L'avenir de la codification en France et en Amérique latine



Palais du Luxembourg, 2 et 3 avril 2004

Sebastián Ríos

Membre de l'Association Andrés Bello des juristes franco-latino-américains et chargé de l'édition des textes de ce chapitre, professeur assistant à l'Université du Chili

M

ême si l'on considère qu'il s'agit d'un grand - normalement herculéen - travail, de coordination, de synthèse et de perfectionnement du droit, la codification n'a engendré que des oeuvres mortelles. Les codes, admettons-le, ne sont pas voués à l'éternité, et le Code civil des Français, même s'agissant d'un code bicentenaire, n'est pas l'exception, puisque après sa promulgation en 1804, sa première modification est presque aussitôt parue, avec la loi du 4 juillet 1806.

C'est ainsi que, parfois, on peut arriver à une situation beaucoup plus difficile que celle antérieure à la promulgation du code : les modifications aux codes ou la promulgation des lois spéciales - toutes tes deux issues de la nécessité ou de l'empressement, voire de la réalité - peuvent rendre les codes précisément ce qu'ils ne voulaient pas être : une source de confusion, de désordre. Curieusement, c'est parfois l'attachement « au code » ce qui engendre cette situation.
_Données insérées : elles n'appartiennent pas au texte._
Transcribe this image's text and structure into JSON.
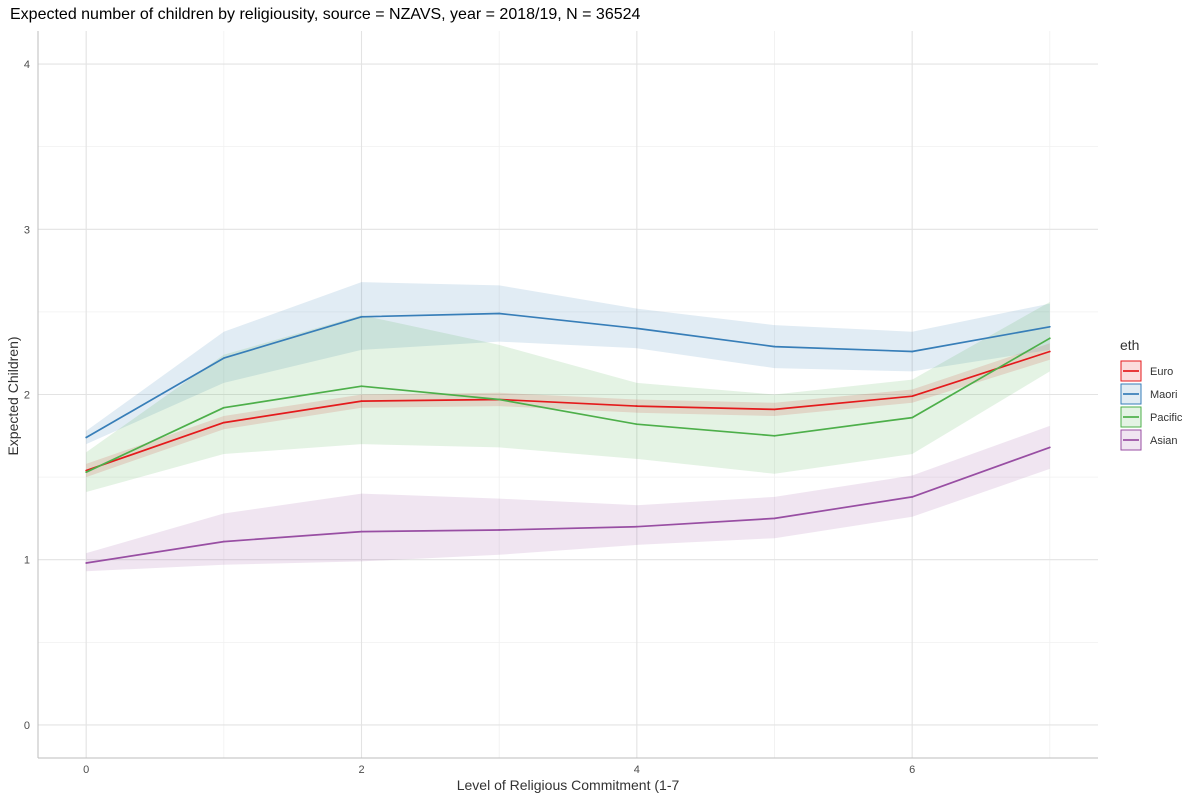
{
  "chart_data": {
    "type": "line",
    "title": "Expected number of children by religiousity, source = NZAVS, year = 2018/19, N = 36524",
    "xlabel": "Level of Religious Commitment (1-7",
    "ylabel": "Expected Children)",
    "xlim": [
      -0.35,
      7.35
    ],
    "ylim": [
      -0.2,
      4.2
    ],
    "x_ticks": [
      0,
      2,
      4,
      6
    ],
    "y_ticks": [
      0,
      1,
      2,
      3,
      4
    ],
    "x_minor": [
      1,
      3,
      5,
      7
    ],
    "y_minor": [
      0.5,
      1.5,
      2.5,
      3.5
    ],
    "grid": true,
    "legend": {
      "title": "eth",
      "position": "right"
    },
    "x": [
      0,
      1,
      2,
      3,
      4,
      5,
      6,
      7
    ],
    "series": [
      {
        "name": "Euro",
        "color": "#e41a1c",
        "values": [
          1.54,
          1.83,
          1.96,
          1.97,
          1.93,
          1.91,
          1.99,
          2.26
        ],
        "lower": [
          1.5,
          1.79,
          1.92,
          1.93,
          1.89,
          1.87,
          1.95,
          2.21
        ],
        "upper": [
          1.58,
          1.87,
          2.0,
          2.01,
          1.97,
          1.95,
          2.03,
          2.31
        ]
      },
      {
        "name": "Maori",
        "color": "#377eb8",
        "values": [
          1.74,
          2.22,
          2.47,
          2.49,
          2.4,
          2.29,
          2.26,
          2.41
        ],
        "lower": [
          1.7,
          2.07,
          2.27,
          2.32,
          2.28,
          2.16,
          2.14,
          2.27
        ],
        "upper": [
          1.78,
          2.38,
          2.68,
          2.66,
          2.52,
          2.42,
          2.38,
          2.55
        ]
      },
      {
        "name": "Pacific",
        "color": "#4daf4a",
        "values": [
          1.53,
          1.92,
          2.05,
          1.97,
          1.82,
          1.75,
          1.86,
          2.34
        ],
        "lower": [
          1.41,
          1.64,
          1.7,
          1.68,
          1.61,
          1.52,
          1.64,
          2.14
        ],
        "upper": [
          1.65,
          2.24,
          2.48,
          2.3,
          2.07,
          2.0,
          2.09,
          2.56
        ]
      },
      {
        "name": "Asian",
        "color": "#984ea3",
        "values": [
          0.98,
          1.11,
          1.17,
          1.18,
          1.2,
          1.25,
          1.38,
          1.68
        ],
        "lower": [
          0.93,
          0.97,
          0.99,
          1.03,
          1.09,
          1.13,
          1.26,
          1.55
        ],
        "upper": [
          1.04,
          1.28,
          1.4,
          1.37,
          1.33,
          1.38,
          1.51,
          1.81
        ]
      }
    ]
  }
}
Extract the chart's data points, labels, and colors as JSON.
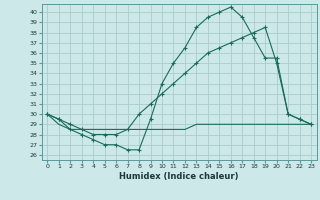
{
  "xlabel": "Humidex (Indice chaleur)",
  "background_color": "#cce8e8",
  "grid_color": "#aacccc",
  "line_color": "#1a6b5a",
  "xlim": [
    -0.5,
    23.5
  ],
  "ylim": [
    25.5,
    40.8
  ],
  "yticks": [
    26,
    27,
    28,
    29,
    30,
    31,
    32,
    33,
    34,
    35,
    36,
    37,
    38,
    39,
    40
  ],
  "xticks": [
    0,
    1,
    2,
    3,
    4,
    5,
    6,
    7,
    8,
    9,
    10,
    11,
    12,
    13,
    14,
    15,
    16,
    17,
    18,
    19,
    20,
    21,
    22,
    23
  ],
  "series1_x": [
    0,
    1,
    2,
    3,
    4,
    5,
    6,
    7,
    8,
    9,
    10,
    11,
    12,
    13,
    14,
    15,
    16,
    17,
    18,
    19,
    20,
    21,
    22,
    23
  ],
  "series1_y": [
    30.0,
    29.5,
    28.5,
    28.0,
    27.5,
    27.0,
    27.0,
    26.5,
    26.5,
    29.5,
    33.0,
    35.0,
    36.5,
    38.5,
    39.5,
    40.0,
    40.5,
    39.5,
    37.5,
    35.5,
    35.5,
    30.0,
    29.5,
    29.0
  ],
  "series2_x": [
    0,
    1,
    2,
    3,
    4,
    5,
    6,
    7,
    8,
    9,
    10,
    11,
    12,
    13,
    14,
    15,
    16,
    17,
    18,
    19,
    20,
    21,
    22,
    23
  ],
  "series2_y": [
    30.0,
    29.5,
    29.0,
    28.5,
    28.0,
    28.0,
    28.0,
    28.5,
    30.0,
    31.0,
    32.0,
    33.0,
    34.0,
    35.0,
    36.0,
    36.5,
    37.0,
    37.5,
    38.0,
    38.5,
    35.0,
    30.0,
    29.5,
    29.0
  ],
  "series3_x": [
    0,
    1,
    2,
    3,
    4,
    5,
    6,
    7,
    8,
    9,
    10,
    11,
    12,
    13,
    14,
    15,
    16,
    17,
    18,
    19,
    20,
    21,
    22,
    23
  ],
  "series3_y": [
    30.0,
    29.0,
    28.5,
    28.5,
    28.5,
    28.5,
    28.5,
    28.5,
    28.5,
    28.5,
    28.5,
    28.5,
    28.5,
    29.0,
    29.0,
    29.0,
    29.0,
    29.0,
    29.0,
    29.0,
    29.0,
    29.0,
    29.0,
    29.0
  ]
}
Ainsi, on peut deviner un phénomène en trois phases : codification, décodification, recodification. Aux codes, ces oeuvres mortelles en tant que humaines, atteintes par le processus inverse de celui qui leur a donné naissance, se succèdent de nouveaux codes. Cette affirmation n'est pas nouvelle : Andrés Bello, codificateur lui-même, était conscient de ce risque, au point d'écrire dès le début du message préliminaire de son code, le Code civil chilien, que « plusieurs des peuples modernes ont éprouvé la nécessité de codifier leurs lois. On peut dire que celle-ci est un besoin périodique des sociétés ».

Les communications de cette table ronde, d'un côté, rendent compte de la façon dont ce « besoin périodique » s'est exprimé dans quelques pays de l'Amérique Latine, et d'autre côté, elles donnent une réponse à la question posée, quant à la justification des nouveaux codes. D'abord, la conférence du professeur Atilio ALTERINI, présente le projet du Nouveau Code civil de l'Argentine, en commençant par sa longue genèse ; puis, en se plongeant sur ses dispositions principales dans le domaine des contrats : l'incorporation des figures telles qu'une rescision par lésion plus étendue que d'ordinaire, la possibilité de révision du contrat à cause d'imprévision ou la frustration du but du contrat.

Ensuite, la conférence du professeur Arnoldo WALD aborde la promulgation en 2002 du Nouveau Code brésilien, en remarquant le fait d'avoir regroupé les anciens code civil et de commerce, mais surtout en faisant le point, de la même manière que son prédécesseur, sur le caractère éthique et solidariste du code, notamment quant à la protection de la personne et au domaine contractuel.

Mme. Noemia DE OLIVEIRA NOVAES complète la conférence de M. Wald, en nous donnant une vision critique de certains aspects du Nouveau Code civil brésilien. Cette vision permet de penser que ce code, à peine deux ans après sa promulgation, pourra être soumis à des modifications et, éventuellement, aussi à la promulgation de lois spéciales le privant d'une partie de son contenu... pour recommencer, peut être (voire sans doute) le processus déjà décrit !

Par contre, les commentaires du professeur Salvador ROMERO-BALLIVIAN, expriment un point de vue plus sociologique et historique de la codification en Bolivie et illustrent les causes qui feraient de la codification une tâche beaucoup plus fréquente que ce qu'on croit normalement.

En guise de synthèse, il y a deux points de convergence dans ces communications : elles rendent compte d'un processus déjà déclenché, la nouvelle vague de codification dans l'Amérique Latine, et réaffirment, en même temps, que le code, non comme tel ou tel corps de règles quelconques, mais comme une idée d'ordre, de cohérence, d'intelligibilité, de facilité à l'accès de la loi, demeure. S.R.